Die Vergangenheit hat in Hietzing eine Zukunft
Schüler engagieren sich gegen das Vergessen
"Geschichtsmosaik" nennt sich ein neues Projekt, bei dem Schüler Erinnerungen von Zeitzeugen bewahren.
HIETZING. "Wussten Sie, dass während des Zweiten Weltkrieges die Straßenbahnen in Hietzing mit blau eingefärbten Lampen unterwegs waren?" Mit dieser doch nicht alltäglichen Information überraschte Phillip Heimer gleich zu Beginn des Interviews.
Phillip Heimer ist Schulsprecher des BG 13 Fichtnergasse und als solcher engagiert er sich gemeinsam mit rund 25 Mitschülern für das Projekt "Geschichtsmosaik". "Wir treffen uns mit älteren Menschen im Bezirk und reden mit ihnen über ihren Alltag während des Krieges und in der Nachkriegszeit. Diese Erinnerungen wollen wir bewahren und dokumentieren", erklärt er das Ziel, das er in seiner Freizeit und unentgeltlich verfolgt.
Der eigentliche Initiator des Projektes ist Andreas Schöll, der Bezirksobmann der ÖVP Hietzing. Doch das "Geschichtsmosaik", so betont er, solle nicht politisch verstanden oder instrumentalisiert werden. "Es geht dabei um die Zeitzeugen, um die Menschen. Es war für mich klar, dass dieses Projekt nur überparteilich funktionieren kann. Also habe ich mich an die Bezirksakademie gewandt, unter deren Leitung es nun umgesetzt wird."
Als erster und bisher noch einziger Partner konnte das BG 13 Fichtnergasse gewonnen werden, deren Direktorin Ulrike Reh-Altenaichinger von Anfang an davon begeistert war: "Ich finde die Idee ausgesprochen gelungen. Wir wissen zwar viel über die schreckliche Zeit des Nationalsozialismus, aber meist beschränkt man sich dabei auf den Krieg selbst. Aber auch die Erinnerungen an den Alltag dürfen nicht verloren gehen."
Persönliche Erfahrungen
Für die Schüler selbst ist es mehr als nur ein Projekt: Es sei auch eine Begegnung mit der eigenen Vergangenheit, wie es Phillip Heimer ausdrückt. "Ich habe selbst zwei Großeltern, die den Krieg miterlebt haben. Gesprochen haben sie darüber aber nie. Durch die Gespräche mit anderen Zeitzeugen kann ich das jetzt viel besser nachvollziehen." Sein aufrichtiges Interesse wird ihm von seinen Gesprächspartnern aber auch gedankt. "Am Anfang sind viele der Zeitzeugen etwas zurückhaltend.

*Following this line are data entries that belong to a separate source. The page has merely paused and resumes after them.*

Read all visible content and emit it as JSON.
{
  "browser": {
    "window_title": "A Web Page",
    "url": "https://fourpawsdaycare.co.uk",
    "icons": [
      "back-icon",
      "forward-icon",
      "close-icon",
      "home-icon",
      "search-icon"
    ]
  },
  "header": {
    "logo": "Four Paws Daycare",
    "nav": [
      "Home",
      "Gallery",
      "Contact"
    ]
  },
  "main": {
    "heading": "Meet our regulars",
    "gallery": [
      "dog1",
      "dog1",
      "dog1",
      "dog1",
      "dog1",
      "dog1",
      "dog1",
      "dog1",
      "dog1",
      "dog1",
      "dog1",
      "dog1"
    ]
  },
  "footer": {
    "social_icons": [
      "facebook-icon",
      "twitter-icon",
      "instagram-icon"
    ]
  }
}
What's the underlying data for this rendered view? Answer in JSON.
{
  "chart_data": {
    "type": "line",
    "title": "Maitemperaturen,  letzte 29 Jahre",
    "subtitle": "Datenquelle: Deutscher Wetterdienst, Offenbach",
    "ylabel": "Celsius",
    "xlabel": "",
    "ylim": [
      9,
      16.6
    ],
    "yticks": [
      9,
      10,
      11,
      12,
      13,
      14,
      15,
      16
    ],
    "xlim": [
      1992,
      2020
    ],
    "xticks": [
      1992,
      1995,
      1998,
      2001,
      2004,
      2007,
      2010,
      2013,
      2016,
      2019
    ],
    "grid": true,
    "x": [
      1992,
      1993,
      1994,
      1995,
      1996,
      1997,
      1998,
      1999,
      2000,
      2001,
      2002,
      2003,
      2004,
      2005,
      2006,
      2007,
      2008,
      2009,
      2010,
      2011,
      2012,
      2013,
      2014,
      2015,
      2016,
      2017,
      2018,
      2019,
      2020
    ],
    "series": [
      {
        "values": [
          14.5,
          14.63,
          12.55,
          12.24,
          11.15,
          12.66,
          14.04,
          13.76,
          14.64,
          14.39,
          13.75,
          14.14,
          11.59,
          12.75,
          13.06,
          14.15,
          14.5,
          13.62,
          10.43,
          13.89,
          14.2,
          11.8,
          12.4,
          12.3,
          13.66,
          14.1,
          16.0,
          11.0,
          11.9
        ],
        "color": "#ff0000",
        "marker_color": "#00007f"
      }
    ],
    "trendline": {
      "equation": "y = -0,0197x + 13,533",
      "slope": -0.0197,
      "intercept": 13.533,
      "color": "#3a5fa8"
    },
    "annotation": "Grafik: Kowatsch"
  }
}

Wenn sie aber merken, dass junge Menschen sich wirklich für ihr Leben interessieren, tauen sie auf und können die spannendsten Geschichten erzählen", fasst der Schüler seine bisherigen Erfahrungen zusammen.
Das Vertrauen geht sogar so weit, dass die Schüler nicht mehr nur Erinnerungen sammeln, sondern auch materielle Zeugnisse aus dieser Zeit, die ihnen anvertraut werden. So finden sich in einer Vitrine in der Schule bereits diverse Essensmarken und andere Gegenstände des längst vergangenen Alltags.
Die Direktorin ist auf ihre Schüler stolz: "Ich finde, dass ihr Engagement gut zu uns als familienfreundlichen Bezirk passt und die Themen Familie und Zusammenhalt gut dokumentiert." Noch ist das Projekt auf Hietzing beschränkt, aber Andreas Schöll hofft, dass sich bald auch andere Bezirke beteiligen werden.